Its original purpose was to subdue and torture, not to heal.
“Get that away from me, you son of a bitch!” I screeched. But still, he drew nearer. “Don’t you fucking—don’t put it anywhere near me!”
“Time’s ticking, Bryn,” he said, giggling as he tried to get the muzzle on me. “Soon, you’ll be begging me to claim you just to save your life.”
“Never! You’ll have to kill me before—”
With one deft move, he pulled the muzzle over my head and fit it over my mouth, securing it with the strap at the back.
When he was finished, he stepped back and smirked.
“When Night is dead, your wolf will be begging for a new mate and she’ll claw at the chance to be mated to me, even if you don’t want her to.
” He winked at me. “I’ll see you soon, Bryn. ”
Troy went back up the steps, giggling to himself, leaving me alone, chained up and muzzled like a rabid dog.

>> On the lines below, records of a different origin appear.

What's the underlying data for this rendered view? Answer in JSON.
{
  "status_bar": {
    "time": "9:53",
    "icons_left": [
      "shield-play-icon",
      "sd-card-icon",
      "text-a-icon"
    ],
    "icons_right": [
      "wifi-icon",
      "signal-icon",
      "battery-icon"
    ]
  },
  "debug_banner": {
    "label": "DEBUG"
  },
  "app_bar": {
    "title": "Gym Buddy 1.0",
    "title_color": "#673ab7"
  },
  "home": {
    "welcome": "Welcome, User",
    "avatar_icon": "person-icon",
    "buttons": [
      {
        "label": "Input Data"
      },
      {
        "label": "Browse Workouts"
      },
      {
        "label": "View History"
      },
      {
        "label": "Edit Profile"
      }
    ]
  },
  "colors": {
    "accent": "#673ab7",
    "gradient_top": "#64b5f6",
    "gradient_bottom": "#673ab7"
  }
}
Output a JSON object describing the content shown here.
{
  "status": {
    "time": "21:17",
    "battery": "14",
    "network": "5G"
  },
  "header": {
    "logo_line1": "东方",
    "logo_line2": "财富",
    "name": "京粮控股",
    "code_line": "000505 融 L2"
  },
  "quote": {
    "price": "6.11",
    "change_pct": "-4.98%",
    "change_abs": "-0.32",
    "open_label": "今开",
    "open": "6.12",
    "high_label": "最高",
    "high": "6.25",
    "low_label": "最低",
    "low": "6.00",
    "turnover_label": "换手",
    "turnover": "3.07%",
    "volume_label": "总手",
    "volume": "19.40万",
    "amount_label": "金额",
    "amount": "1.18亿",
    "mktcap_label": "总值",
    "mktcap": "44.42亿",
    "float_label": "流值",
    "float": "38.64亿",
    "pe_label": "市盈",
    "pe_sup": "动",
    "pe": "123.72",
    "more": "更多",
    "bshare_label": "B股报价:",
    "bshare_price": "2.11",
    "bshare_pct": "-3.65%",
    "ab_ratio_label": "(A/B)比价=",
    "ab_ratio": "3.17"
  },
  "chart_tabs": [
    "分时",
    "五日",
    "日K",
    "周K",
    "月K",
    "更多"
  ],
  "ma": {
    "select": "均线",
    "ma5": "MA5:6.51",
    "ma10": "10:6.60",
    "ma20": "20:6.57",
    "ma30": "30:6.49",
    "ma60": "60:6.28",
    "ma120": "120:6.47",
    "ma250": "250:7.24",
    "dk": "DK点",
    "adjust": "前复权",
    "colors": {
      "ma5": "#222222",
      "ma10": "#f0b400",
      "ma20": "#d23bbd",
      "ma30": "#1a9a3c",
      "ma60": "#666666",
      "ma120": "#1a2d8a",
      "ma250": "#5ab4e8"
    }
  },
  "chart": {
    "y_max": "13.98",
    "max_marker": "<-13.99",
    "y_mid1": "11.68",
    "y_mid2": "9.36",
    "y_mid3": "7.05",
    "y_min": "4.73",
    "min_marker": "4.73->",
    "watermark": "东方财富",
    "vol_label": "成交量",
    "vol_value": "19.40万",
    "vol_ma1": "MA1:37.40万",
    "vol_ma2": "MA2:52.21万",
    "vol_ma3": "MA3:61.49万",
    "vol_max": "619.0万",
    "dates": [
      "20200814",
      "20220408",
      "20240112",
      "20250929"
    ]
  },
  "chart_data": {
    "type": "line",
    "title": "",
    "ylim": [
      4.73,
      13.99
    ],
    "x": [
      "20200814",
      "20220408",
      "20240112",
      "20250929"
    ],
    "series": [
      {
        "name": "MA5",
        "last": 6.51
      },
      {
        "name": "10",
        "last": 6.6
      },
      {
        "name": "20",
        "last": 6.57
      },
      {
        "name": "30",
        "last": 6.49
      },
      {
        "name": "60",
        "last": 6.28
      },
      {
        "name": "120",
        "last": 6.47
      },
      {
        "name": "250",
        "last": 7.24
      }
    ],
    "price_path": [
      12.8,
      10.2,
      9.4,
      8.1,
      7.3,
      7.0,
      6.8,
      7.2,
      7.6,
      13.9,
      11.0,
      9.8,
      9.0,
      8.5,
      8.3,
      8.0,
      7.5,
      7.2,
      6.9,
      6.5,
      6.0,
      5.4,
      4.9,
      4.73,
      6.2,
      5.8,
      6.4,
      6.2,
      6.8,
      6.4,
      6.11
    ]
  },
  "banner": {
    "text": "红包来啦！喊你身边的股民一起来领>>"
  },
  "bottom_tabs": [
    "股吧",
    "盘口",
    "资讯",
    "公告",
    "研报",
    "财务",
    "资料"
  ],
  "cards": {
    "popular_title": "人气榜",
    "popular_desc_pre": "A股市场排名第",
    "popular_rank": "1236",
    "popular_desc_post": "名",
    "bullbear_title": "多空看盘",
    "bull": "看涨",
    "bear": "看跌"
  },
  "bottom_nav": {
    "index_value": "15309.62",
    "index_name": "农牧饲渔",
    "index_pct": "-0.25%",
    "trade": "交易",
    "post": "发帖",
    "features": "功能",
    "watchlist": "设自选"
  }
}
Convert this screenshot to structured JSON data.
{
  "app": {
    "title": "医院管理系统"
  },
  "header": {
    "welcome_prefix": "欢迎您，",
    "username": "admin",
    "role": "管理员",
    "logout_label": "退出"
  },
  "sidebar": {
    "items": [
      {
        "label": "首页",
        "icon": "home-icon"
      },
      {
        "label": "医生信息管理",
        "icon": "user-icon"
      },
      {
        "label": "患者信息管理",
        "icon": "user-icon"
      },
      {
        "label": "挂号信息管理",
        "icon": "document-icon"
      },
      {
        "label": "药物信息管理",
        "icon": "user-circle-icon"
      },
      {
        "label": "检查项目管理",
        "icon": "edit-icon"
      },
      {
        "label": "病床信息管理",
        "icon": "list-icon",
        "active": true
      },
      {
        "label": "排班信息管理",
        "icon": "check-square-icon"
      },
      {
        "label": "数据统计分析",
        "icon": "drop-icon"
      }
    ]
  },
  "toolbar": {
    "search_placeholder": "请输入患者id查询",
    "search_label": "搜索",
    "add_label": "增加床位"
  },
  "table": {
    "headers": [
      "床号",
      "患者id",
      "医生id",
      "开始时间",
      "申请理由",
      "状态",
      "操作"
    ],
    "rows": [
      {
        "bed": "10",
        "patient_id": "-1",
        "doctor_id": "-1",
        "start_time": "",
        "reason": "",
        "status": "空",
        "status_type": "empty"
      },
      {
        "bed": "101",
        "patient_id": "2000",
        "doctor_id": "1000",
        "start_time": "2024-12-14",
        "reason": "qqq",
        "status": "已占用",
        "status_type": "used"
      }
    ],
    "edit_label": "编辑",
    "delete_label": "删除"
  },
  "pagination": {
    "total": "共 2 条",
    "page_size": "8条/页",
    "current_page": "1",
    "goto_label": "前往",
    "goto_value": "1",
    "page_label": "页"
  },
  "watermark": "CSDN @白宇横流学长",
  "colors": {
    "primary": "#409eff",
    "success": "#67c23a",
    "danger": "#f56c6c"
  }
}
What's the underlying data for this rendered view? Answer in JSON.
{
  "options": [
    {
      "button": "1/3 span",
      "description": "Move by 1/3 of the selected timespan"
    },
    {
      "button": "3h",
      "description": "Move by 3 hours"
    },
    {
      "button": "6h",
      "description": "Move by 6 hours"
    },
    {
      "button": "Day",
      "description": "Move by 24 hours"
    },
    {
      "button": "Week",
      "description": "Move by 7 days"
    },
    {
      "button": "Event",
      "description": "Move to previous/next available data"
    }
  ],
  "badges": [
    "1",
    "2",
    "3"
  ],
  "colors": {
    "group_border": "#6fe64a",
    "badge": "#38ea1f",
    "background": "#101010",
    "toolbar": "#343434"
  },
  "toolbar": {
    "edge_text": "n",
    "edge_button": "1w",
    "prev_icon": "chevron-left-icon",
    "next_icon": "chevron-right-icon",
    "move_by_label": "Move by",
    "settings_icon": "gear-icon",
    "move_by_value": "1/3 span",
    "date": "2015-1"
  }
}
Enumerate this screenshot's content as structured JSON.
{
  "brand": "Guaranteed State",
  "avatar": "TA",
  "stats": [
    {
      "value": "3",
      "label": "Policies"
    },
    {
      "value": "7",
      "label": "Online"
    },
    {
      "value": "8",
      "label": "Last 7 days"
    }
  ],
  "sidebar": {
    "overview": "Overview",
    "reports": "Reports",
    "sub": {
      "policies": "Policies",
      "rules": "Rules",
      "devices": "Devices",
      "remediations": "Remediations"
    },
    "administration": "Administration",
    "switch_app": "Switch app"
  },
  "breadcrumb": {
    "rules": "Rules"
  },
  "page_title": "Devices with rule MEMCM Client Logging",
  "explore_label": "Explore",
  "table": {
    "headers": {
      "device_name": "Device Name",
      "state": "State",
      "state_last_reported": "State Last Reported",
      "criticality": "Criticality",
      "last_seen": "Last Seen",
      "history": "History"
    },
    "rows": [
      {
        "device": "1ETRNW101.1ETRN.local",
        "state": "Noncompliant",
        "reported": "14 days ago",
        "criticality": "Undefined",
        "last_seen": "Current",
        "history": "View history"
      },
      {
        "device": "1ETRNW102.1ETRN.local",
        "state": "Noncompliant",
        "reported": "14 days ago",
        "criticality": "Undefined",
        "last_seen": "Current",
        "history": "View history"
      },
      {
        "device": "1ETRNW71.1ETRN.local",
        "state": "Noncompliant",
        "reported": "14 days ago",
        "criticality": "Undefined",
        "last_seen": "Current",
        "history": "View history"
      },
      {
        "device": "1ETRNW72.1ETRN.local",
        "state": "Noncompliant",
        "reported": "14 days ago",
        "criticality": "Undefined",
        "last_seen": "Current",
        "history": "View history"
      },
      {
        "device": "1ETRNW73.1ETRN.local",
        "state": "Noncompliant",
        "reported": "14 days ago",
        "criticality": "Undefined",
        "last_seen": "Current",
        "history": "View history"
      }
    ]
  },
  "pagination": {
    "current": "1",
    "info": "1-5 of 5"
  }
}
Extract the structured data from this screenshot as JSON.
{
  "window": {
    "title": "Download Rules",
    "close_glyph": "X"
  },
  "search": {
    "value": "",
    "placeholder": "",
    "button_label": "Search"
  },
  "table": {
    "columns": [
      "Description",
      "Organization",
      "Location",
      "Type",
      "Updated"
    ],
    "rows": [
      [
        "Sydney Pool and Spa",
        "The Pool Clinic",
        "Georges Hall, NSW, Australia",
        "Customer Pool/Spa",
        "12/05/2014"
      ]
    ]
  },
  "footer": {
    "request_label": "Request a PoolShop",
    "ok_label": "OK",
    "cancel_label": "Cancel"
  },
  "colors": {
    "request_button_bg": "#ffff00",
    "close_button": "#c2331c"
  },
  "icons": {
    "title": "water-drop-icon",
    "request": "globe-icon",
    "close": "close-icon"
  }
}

I fought hard not to cry, not wanting to give Troy or any of his lackeys the satisfaction.
Another day passed without me hearing anything, marking day seven since Troy had taken me and Tavi away from the Wargs’ territory.
All this time in the darkness, in the quiet, made me want to give up and cry.
I hadn’t seen Tavi since Troy’s men took her away, so for all I knew, my best friend was dead.
My mental health had been all over the place this past week, but today it was at its lowest.
If Tavi was gone, there was little point in me sticking around. At this rate, I would never see the Wargs or Tavi or Night ever again. I closed my eyes, almost wishing I could be dead, too, or at least somewhere far, far away from here.
These dark thoughts persisted even as I heard the door at the top of the staircase creak open.
It was probably another one of the Kings who’d come to torture me or take me away or drug me yet again.
But it was a light pair of footsteps descending the stairs, sounding nothing like Troy or any of his men.